C 5: V. The Ego’s Use of Guilt, P 8

V. The Ego’s Use of Guilt, P 8

8 The continuing decision to remain separated is the only possible reason for continuing guilt feelings. We have said this before, but did not emphasize the destructive results of the decision. Any decision of the mind will affect both behavior and experience. What you want you expect. This is not delusional. Your mind does make your future, and it will turn it back to full creation at any minute if it accepts the Atonement first. It will also return to full creation the instant it has done so. Having given up its disordered thought, the proper ordering of thought becomes quite apparent.

Journal

I have accepted the Atonement for this thing or that thought, but have not accepted fully. It seems I am trying it out. I have a thought that brings confusion and pain and I know this can’t be right so I ask for the Atonement in this situation. I accept it and I immediately feel peaceful about it. Sometimes the situation instantly changes because I no longer want the experience I had. Sometimes I feel laughter bubble up as I realize how absurd my previous feelings were.

But even if there is no apparent change, I feel completely different and so everything changes. In that specific situation. Jesus says that my mind makes my future and that when I accept the Atonement, (and here he means when I accept it fully) I will be through with making illusions and will return to creation, and I will do this instantly and completely.

The reason this is so is that the Atonement will change my mind. My disordered thoughts will fall away and “the proper ordering of thought becomes quite apparent.” So of course, everything changes. My mind makes up the disordered world I see because my thoughts are disordered. Without the disordered thoughts, I will see the real world which is the effect of my ordered (real) thoughts, and it will reflect God Which is the Source of my real thoughts.

So I asked Jesus what the problem is, what is wrong with me. I get this. I really do. I can almost touch it. Yet, I don’t accept the Atonement. I cling to my stories (my disordered thoughts) instead. After I asked I had the thought that I should just sit right here, unmoving, until my mind accepted the inevitable. Then I had the thought that I needed to get on with my story.

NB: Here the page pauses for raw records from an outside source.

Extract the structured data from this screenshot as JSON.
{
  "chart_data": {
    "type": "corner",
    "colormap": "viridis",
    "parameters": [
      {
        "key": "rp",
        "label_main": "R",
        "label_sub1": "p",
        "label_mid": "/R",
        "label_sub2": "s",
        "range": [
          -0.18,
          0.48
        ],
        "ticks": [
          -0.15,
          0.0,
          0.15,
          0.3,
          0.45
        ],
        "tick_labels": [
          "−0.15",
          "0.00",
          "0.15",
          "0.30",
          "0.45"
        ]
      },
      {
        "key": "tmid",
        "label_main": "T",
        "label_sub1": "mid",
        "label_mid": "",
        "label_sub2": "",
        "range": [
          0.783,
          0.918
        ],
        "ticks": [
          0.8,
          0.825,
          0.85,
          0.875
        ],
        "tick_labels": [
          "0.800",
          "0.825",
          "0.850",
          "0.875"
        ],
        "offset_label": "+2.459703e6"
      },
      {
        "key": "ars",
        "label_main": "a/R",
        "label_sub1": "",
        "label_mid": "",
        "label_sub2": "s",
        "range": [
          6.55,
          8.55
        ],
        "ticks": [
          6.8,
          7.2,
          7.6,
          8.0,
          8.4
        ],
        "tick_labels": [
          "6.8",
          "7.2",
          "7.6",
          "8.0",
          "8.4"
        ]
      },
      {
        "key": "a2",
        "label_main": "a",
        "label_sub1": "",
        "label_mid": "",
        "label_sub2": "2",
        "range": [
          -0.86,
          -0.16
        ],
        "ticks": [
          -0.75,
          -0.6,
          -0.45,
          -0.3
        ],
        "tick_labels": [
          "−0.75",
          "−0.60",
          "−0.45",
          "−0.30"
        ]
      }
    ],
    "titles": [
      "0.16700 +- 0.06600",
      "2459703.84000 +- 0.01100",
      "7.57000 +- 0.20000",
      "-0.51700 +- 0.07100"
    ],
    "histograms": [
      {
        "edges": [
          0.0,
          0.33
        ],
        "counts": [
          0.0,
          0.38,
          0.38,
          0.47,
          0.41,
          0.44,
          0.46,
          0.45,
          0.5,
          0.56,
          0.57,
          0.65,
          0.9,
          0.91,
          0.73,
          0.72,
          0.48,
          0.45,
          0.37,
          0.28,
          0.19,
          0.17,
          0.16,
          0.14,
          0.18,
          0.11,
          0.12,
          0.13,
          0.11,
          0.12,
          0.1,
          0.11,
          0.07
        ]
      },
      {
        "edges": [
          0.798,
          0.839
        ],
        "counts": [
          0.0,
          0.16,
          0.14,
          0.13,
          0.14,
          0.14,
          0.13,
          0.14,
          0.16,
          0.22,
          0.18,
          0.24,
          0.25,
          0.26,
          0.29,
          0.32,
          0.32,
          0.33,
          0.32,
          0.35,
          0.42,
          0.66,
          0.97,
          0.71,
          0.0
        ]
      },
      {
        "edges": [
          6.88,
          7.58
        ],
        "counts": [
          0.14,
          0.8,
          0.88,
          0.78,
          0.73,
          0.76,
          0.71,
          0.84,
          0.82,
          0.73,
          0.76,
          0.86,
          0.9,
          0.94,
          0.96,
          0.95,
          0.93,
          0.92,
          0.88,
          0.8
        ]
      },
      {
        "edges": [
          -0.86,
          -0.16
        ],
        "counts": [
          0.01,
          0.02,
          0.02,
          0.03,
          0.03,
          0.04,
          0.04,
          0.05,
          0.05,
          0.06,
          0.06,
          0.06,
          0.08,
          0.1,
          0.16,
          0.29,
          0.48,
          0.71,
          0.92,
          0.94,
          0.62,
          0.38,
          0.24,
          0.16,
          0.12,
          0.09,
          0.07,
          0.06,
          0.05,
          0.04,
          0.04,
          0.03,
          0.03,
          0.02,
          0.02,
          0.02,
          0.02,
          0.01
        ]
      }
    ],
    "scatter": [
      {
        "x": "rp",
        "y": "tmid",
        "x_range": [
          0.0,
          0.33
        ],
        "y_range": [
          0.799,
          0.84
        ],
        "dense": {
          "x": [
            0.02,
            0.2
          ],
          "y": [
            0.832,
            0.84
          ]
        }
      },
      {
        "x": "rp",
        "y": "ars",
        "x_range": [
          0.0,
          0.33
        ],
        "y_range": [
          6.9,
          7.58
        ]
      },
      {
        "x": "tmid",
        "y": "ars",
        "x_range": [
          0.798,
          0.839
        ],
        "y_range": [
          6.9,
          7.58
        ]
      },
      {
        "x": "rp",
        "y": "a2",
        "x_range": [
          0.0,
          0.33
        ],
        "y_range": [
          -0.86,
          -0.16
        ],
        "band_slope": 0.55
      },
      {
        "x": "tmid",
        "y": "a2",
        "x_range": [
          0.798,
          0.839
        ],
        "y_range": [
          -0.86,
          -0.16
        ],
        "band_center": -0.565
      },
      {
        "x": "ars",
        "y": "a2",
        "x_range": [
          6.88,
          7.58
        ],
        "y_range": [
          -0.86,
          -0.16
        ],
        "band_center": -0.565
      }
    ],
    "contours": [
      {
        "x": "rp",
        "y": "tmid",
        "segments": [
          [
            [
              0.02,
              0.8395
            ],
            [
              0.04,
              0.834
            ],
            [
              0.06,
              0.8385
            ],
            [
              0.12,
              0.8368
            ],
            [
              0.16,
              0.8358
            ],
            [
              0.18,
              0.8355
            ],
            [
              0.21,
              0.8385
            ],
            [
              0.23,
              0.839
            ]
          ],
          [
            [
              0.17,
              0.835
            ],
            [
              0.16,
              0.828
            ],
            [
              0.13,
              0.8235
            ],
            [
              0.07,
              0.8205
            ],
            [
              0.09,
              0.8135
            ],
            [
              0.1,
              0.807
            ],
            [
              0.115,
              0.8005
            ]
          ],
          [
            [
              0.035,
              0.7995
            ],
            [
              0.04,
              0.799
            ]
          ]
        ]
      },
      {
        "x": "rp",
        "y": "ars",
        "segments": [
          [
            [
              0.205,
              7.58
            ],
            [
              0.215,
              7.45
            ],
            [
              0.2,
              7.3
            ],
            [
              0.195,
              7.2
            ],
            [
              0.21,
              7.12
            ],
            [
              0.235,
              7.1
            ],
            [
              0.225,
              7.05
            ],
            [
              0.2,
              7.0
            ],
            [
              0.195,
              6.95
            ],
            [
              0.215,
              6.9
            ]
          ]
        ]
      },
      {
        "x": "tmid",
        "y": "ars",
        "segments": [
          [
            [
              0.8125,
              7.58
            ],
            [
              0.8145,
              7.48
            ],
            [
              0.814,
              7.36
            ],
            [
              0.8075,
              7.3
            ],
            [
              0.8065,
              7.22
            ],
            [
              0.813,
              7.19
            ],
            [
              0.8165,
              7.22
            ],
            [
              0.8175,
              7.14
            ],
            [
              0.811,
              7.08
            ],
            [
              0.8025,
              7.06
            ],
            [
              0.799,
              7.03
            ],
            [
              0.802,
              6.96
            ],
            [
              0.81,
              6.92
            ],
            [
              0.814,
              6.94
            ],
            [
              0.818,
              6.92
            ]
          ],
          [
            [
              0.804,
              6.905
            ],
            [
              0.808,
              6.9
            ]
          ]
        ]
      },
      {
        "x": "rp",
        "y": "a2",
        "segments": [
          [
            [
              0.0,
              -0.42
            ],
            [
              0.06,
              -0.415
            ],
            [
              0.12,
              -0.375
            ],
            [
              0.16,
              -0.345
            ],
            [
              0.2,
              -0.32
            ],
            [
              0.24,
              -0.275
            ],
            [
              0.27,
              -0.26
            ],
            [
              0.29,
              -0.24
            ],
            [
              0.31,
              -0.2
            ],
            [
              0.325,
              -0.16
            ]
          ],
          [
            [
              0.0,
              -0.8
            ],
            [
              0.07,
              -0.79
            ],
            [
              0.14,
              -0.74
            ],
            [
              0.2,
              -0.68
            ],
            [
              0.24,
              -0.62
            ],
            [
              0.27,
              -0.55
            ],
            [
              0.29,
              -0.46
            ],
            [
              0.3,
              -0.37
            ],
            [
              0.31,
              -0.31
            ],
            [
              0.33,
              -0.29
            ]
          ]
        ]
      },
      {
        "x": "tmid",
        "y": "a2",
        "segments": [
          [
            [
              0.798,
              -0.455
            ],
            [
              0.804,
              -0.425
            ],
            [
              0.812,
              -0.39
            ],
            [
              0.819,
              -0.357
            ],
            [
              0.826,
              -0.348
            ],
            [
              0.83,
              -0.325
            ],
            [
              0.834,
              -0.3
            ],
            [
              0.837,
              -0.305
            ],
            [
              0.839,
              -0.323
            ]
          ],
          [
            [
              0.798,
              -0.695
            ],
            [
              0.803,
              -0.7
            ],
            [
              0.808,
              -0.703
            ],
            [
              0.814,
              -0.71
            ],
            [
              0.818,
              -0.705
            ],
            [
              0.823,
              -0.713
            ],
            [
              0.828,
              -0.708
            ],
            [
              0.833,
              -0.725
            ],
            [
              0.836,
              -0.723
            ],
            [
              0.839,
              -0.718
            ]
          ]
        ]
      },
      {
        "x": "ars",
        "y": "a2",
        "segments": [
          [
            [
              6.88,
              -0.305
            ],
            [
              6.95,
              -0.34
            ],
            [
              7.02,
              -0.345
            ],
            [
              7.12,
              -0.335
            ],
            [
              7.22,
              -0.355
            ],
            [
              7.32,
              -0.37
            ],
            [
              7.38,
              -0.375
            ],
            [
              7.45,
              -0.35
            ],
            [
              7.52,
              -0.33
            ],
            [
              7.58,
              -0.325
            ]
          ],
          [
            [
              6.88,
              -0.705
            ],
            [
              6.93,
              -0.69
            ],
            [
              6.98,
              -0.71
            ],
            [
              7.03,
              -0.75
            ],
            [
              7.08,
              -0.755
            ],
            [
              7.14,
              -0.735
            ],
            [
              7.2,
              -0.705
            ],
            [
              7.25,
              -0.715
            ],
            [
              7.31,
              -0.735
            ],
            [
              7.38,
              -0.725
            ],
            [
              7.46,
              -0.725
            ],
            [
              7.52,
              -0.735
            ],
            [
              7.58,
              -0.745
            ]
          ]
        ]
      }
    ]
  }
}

I have a job to do today, customers to see, money to make, bills to pay. Responsibilities. In other words, I have a story to live. My disordered thoughts tell me the story I made up is important and real and worth living. My disordered thoughts tell me that it is essential to follow the script I wrote and if I abandon it, horrible things will happen. I will suffer, my family will suffer, the world will end. To prevent all this from happening I have to get up from here and go to work. I will even follow my script into death because death is a small price to pay to keep the unthinkable from happening. So says my disordered thoughts.

Thank you, Jesus, for helping me to understand why it is that I don’t simply accept the Atonement and be done with it. Strangely enough, understanding how completely I have believed my disordered thoughts and how deep the fear of release, I feel safe to loosen my grip on my story. Holy Spirit, please strengthen my resolve. Correct my perceptions.

I know that Jesus is right, my disordered thoughts are showing me a disordered world, but all of it can be perceived differently and then it can be let go without effort or concern. I really see how frightening it would be to suddenly have everything I have ever believed was real just fall away, but I also know that I would not be abandoned in this moment of revelation.

Jesus has taught me much and the Holy Spirit You have healed my mind. I believe Jesus when he has said that I can do whatever he asks of me, and I trust You implicitly. So here I am, asking for the Atonement, trusting that when the world as I know it falls away, I will still exist. I put this in Your hands, also trusting that You know the exact instant that is perfect for my full awakening. But, oh my God, I long for my freedom!